En cette Année de la Foi, le désir du Conseil pontifical pour les Services de Santé est de partager avec les personnes qui souffrent à cause de l’autisme, l’espérance et la certitude qu’avec l’Amour nous pouvons reconnaître le Christ Ressuscité chaque fois qu’il se fait notre prochain sur le chemin de la vie. Une référence pour nous sera l’affirmation suivante de Jean-Paul II, auquel nous demandons d’intercéder et dont nous célébrons précisément aujourd’hui le huitième anniversaire de son retour à la Maison du Père :
« La qualité de la vie au sein d’une communauté se mesure en grande partie par l’engagement dans l’assistance aux plus faibles et aux personnes plus indigentes, et dans le respect de leur dignité d’hommes et de femmes. Le monde des droits ne peut pas être uniquement l’apanage des personnes saines. La personne atteinte de handicap doit elle aussi être aidée à réaliser toutes ses potentialités d’ordre physique, psychique et spirituel. Ce n’est que si les droits des plus faibles sont reconnus qu’une société peut prétendre être fondée sur le droit et la justice” (Jean-Paul II, Message aux participants au Symposium international sur « Dignité et droits de la personne atteinte d’un handicap mental », Cité du Vatican, 7-9 janvier 2004, n° 3)

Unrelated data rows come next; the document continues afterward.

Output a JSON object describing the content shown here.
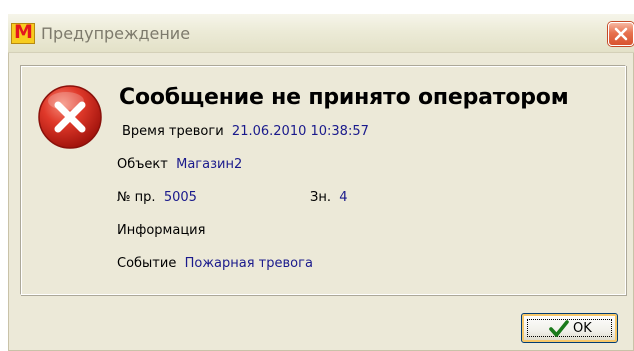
{
  "window": {
    "title": "Предупреждение",
    "app_icon_letter": "M",
    "app_icon_name": "app-logo-icon",
    "close_icon_name": "close-icon"
  },
  "message": {
    "heading": "Сообщение не принято оператором",
    "icon_name": "error-icon"
  },
  "fields": {
    "alarm_time_label": "Время тревоги",
    "alarm_time_value": "21.06.2010 10:38:57",
    "object_label": "Объект",
    "object_value": "Магазин2",
    "number_label": "№ пр.",
    "number_value": "5005",
    "zone_label": "Зн.",
    "zone_value": "4",
    "info_label": "Информация",
    "event_label": "Событие",
    "event_value": "Пожарная тревога"
  },
  "buttons": {
    "ok_label": "OK",
    "ok_icon_name": "checkmark-icon"
  },
  "colors": {
    "value_text": "#1a1a8c",
    "dialog_bg": "#ece9d8",
    "error_red": "#d42a1c",
    "close_button": "#d8532f"
  }
}
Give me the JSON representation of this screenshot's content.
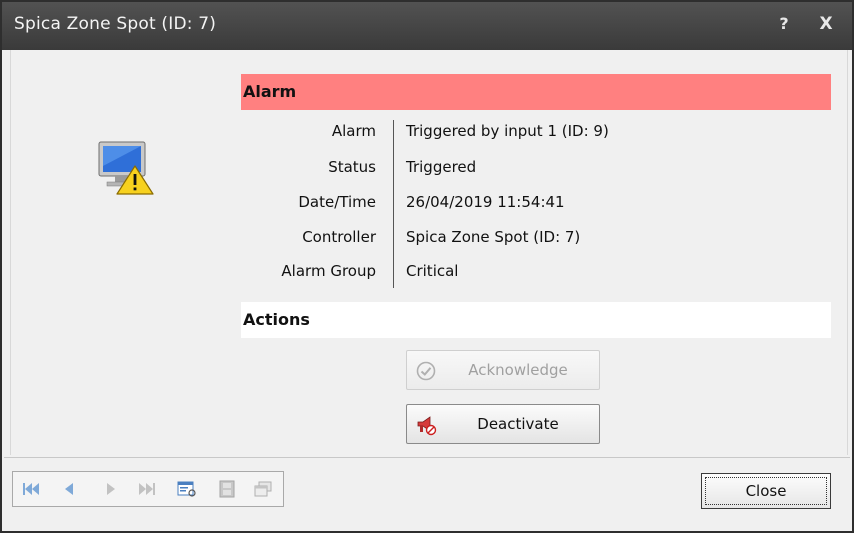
{
  "window": {
    "title": "Spica Zone Spot (ID: 7)",
    "help_glyph": "?",
    "close_glyph": "X"
  },
  "alarm_section": {
    "header": "Alarm",
    "header_color": "#ff8080",
    "fields": [
      {
        "label": "Alarm",
        "value": "Triggered by input 1 (ID: 9)"
      },
      {
        "label": "Status",
        "value": "Triggered"
      },
      {
        "label": "Date/Time",
        "value": "26/04/2019 11:54:41"
      },
      {
        "label": "Controller",
        "value": "Spica Zone Spot (ID: 7)"
      },
      {
        "label": "Alarm Group",
        "value": "Critical"
      }
    ]
  },
  "actions_section": {
    "header": "Actions",
    "acknowledge_label": "Acknowledge",
    "deactivate_label": "Deactivate"
  },
  "footer": {
    "close_label": "Close",
    "nav_icons": [
      "first-record-icon",
      "previous-record-icon",
      "next-record-icon",
      "last-record-icon",
      "details-view-icon",
      "film-strip-icon",
      "windows-icon"
    ]
  }
}
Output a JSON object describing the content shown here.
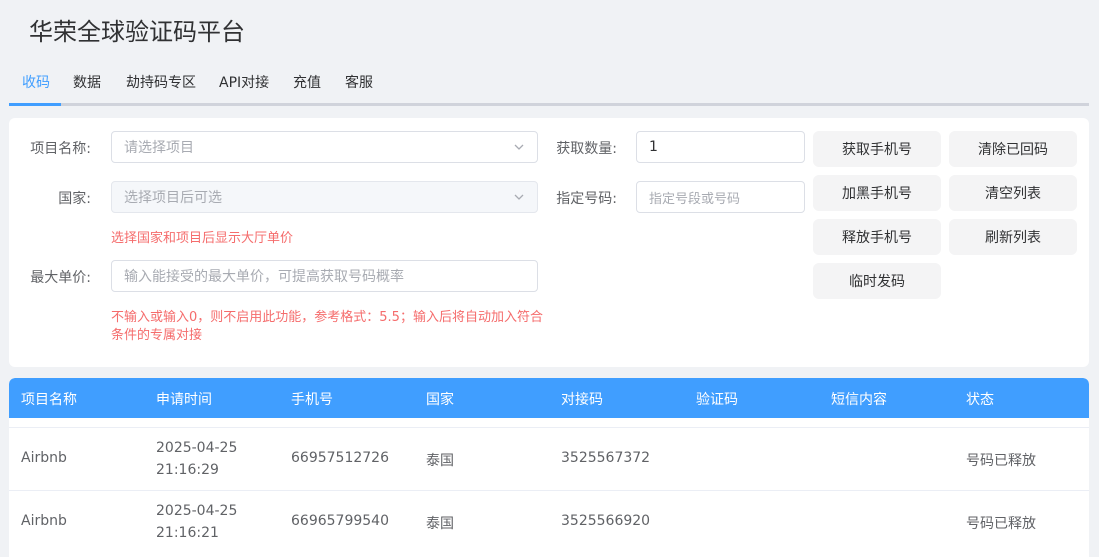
{
  "app": {
    "title": "华荣全球验证码平台"
  },
  "tabs": [
    {
      "label": "收码",
      "active": true
    },
    {
      "label": "数据"
    },
    {
      "label": "劫持码专区"
    },
    {
      "label": "API对接"
    },
    {
      "label": "充值"
    },
    {
      "label": "客服"
    }
  ],
  "form": {
    "project_label": "项目名称:",
    "project_placeholder": "请选择项目",
    "country_label": "国家:",
    "country_placeholder": "选择项目后可选",
    "country_hint": "选择国家和项目后显示大厅单价",
    "max_price_label": "最大单价:",
    "max_price_placeholder": "输入能接受的最大单价，可提高获取号码概率",
    "max_price_hint": "不输入或输入0，则不启用此功能，参考格式：5.5；输入后将自动加入符合条件的专属对接",
    "quantity_label": "获取数量:",
    "quantity_value": "1",
    "number_label": "指定号码:",
    "number_placeholder": "指定号段或号码"
  },
  "buttons": {
    "get_phone": "获取手机号",
    "clear_received": "清除已回码",
    "blacklist_phone": "加黑手机号",
    "clear_list": "清空列表",
    "release_phone": "释放手机号",
    "refresh_list": "刷新列表",
    "temp_send": "临时发码"
  },
  "table": {
    "headers": [
      "项目名称",
      "申请时间",
      "手机号",
      "国家",
      "对接码",
      "验证码",
      "短信内容",
      "状态"
    ],
    "rows": [
      {
        "project": "Airbnb",
        "date": "2025-04-25",
        "time": "21:16:29",
        "phone": "66957512726",
        "country": "泰国",
        "code": "3525567372",
        "verify": "",
        "sms": "",
        "status": "号码已释放"
      },
      {
        "project": "Airbnb",
        "date": "2025-04-25",
        "time": "21:16:21",
        "phone": "66965799540",
        "country": "泰国",
        "code": "3525566920",
        "verify": "",
        "sms": "",
        "status": "号码已释放"
      }
    ]
  }
}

Que les mots que le Saint-Père François dans les premiers jours de son pontificat a prononcés pour manifester sa proximité aux pauvres et aux personnes souffrantes nous éclairent en permanence : « nous devons tout faire pour garder vivante dans le monde la soif d’absolu, en ne permettant pas que prévale une vision de la personne humaine à une seule dimension, selon laquelle l’homme se réduit à ce qu’il produit et ce qu’il consomme : c’est là l’un des pièges plus dangereux de notre temps”.
Tout en souhaitant une collaboration de tous pour pouvoir répondre de façon chorale et généreuse aux nombreuses instances qui nous parviennent de nos frères atteints d’autisme et de leurs famille, je confie leurs souffrances, leurs joies et leur espérance à la médiation de Marie, Mère du Christ et « Santé des malades » qui, en se tenant au pied de la Croix, nous a enseigné à nous arrêter près de toutes les croix de l’Homme d’aujourd’hui (cf. Salvifici Doloris n° 31).
Aux personnes autistes, à leurs familles et à tous ceux qui sont engagés à les servir, je tiens à redire ma proximité et ma prière et j’envoie mes vœux sincères et affectueux
pour une Pâque sereine et joyeuse, dans la paix du Seigneur Ressuscité.